Sabah Fest 2011: Cultural extravaganza in store
A public premier show follows on May 1, starting at 7pm. Sabah stands out as the richest State in terms of ethnic and cultural diversity which, however, is often hidden, in deep interior of far-flung coasts or even islands.
Which raises the question: How to make this proud and exclusive heritage visible to the world.
The answer is an annual Sabah Fest which congregates all 32 indigenous groups in one place, dressed in full traditional costumes with a maximum display of their variant cultural elements - such as dance, music, cuisine and handicraft.
Because it is more than two decades old, Sabah Fest has gained a good measure of maturity, with a quality show that comes along with it.
Year in and year out, the big 'do' still surprise visitors and even locals, when they actually see the sharply contrasting depth and extent of ethnic possibilities as organisers take pains to extract real indigenous ethnic groups from their original village roots and concentrate them in one place each year, for a musical theatre style hour-long production based on Sabah's many legends.
As Sabah Tourism Board Chairman, Tengku Datuk Dr Zainal Adlin, has put it: "The beauty is not necessarily in colourful costumes but ethnic authenticity."
Add a unique traditional tolerance to ethnic diversity, Sabah brands itself positively to the outside world who often say they like what they see.

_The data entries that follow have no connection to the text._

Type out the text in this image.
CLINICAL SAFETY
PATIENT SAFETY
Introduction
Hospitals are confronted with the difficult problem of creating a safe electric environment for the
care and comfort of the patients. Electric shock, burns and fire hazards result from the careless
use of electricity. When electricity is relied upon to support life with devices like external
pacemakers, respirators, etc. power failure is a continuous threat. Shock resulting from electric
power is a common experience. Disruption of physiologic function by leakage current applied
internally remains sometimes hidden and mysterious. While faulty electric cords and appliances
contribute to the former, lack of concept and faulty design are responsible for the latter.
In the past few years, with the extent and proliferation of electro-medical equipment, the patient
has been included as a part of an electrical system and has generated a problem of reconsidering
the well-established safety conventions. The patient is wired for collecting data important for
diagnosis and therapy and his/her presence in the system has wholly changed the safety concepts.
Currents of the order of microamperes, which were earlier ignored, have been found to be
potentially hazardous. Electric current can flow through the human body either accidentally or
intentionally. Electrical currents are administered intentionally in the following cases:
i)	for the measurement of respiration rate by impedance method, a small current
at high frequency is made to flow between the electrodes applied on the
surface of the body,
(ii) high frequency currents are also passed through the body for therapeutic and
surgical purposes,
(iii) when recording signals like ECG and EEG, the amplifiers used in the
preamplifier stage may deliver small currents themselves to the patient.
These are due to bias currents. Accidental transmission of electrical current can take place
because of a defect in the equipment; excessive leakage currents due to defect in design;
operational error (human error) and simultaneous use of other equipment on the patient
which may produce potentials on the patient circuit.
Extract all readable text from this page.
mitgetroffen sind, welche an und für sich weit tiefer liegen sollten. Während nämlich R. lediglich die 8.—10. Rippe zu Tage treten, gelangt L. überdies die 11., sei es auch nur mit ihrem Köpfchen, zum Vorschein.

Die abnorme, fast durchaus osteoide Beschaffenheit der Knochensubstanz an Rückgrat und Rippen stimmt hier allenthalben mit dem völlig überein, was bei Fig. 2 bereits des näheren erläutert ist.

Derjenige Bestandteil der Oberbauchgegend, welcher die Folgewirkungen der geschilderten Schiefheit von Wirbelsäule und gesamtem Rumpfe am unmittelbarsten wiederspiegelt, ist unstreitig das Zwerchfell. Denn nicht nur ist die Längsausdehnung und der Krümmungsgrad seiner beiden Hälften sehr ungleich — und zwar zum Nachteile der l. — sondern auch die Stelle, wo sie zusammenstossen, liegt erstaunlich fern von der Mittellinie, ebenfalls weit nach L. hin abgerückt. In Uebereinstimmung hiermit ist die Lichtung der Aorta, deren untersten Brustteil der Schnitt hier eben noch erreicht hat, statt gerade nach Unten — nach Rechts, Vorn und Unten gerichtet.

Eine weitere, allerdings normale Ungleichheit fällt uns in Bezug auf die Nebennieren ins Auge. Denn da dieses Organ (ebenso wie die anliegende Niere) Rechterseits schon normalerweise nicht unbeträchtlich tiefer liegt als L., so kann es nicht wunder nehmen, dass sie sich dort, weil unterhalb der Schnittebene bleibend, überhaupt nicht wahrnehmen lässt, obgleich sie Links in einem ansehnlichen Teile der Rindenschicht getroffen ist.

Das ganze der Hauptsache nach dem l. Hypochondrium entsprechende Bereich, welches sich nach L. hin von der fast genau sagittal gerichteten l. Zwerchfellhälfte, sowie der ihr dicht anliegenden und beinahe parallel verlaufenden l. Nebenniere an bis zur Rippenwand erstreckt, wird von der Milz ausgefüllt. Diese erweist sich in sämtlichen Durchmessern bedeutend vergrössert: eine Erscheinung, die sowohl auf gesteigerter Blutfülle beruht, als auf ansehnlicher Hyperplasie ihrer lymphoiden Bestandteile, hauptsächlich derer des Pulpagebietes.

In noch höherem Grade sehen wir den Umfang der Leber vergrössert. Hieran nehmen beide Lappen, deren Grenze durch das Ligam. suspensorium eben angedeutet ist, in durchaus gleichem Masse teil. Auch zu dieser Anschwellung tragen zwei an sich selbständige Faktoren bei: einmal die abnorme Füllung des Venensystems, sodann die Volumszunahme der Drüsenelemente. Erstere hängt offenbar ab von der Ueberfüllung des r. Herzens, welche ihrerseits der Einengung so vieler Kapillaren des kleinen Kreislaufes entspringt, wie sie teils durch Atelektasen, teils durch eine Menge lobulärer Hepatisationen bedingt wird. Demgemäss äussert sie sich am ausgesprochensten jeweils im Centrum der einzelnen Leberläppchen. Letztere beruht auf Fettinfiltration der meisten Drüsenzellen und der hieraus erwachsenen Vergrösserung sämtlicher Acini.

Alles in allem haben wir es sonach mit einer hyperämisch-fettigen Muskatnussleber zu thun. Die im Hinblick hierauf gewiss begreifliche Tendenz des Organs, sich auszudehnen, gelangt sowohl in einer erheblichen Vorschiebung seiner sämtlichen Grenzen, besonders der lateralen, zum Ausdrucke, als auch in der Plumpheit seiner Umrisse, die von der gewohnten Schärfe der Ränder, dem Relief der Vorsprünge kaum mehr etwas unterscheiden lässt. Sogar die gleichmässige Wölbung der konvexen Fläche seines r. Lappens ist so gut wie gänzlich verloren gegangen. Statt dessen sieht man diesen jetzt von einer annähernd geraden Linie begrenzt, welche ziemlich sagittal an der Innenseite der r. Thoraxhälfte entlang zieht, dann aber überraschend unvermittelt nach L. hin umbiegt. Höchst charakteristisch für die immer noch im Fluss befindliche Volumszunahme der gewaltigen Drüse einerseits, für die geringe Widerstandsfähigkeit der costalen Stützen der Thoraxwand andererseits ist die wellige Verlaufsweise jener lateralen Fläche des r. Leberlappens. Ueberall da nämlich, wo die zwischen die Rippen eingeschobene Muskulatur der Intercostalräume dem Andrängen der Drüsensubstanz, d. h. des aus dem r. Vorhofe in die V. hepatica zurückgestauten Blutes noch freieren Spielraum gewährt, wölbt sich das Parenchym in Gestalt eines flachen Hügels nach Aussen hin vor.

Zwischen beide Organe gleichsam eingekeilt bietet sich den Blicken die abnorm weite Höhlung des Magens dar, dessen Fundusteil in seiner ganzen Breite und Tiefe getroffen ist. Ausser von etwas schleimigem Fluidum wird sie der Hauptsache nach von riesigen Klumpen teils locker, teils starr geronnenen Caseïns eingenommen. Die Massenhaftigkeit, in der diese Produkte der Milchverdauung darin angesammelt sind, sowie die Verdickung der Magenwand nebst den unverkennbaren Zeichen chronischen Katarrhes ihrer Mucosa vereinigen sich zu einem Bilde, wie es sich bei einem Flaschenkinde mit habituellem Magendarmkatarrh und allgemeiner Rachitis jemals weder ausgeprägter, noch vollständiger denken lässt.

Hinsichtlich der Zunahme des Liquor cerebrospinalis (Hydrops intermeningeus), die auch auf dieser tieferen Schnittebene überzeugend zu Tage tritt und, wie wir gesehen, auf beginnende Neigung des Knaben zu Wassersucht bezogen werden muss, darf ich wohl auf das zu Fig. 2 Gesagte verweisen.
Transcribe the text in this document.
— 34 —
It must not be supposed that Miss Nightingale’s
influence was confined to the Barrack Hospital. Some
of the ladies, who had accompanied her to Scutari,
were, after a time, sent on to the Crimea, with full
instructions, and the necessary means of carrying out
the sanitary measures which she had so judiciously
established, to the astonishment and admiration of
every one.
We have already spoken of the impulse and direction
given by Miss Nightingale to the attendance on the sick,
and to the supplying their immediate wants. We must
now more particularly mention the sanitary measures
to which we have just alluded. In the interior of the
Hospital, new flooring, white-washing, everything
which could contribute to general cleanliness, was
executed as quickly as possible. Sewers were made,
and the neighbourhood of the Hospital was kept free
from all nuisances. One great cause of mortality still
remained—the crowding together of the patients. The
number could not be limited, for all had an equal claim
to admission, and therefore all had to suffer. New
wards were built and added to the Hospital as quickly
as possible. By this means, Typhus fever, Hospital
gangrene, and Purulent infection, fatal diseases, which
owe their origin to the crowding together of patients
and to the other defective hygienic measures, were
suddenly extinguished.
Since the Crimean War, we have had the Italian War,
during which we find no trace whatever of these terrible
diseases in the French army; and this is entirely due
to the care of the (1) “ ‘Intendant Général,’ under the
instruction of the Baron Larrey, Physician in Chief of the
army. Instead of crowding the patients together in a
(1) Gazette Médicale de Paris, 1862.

Legends may not be historical facts but they nevertheless tell stories around which musical directors can cast diverse ethnic groups like contrasting characters in one single production.
So the story of this year's legend centres around seven contentious sons of Nunuk Ragang Chief of Tompios, who coveted a mystical stone called Pa'pakang. But only one wins - Aki Lintobon, the youngest son, who succeeded in retrieving it from the river bottom. Being covetous, the brothers fought for ownership of the stone.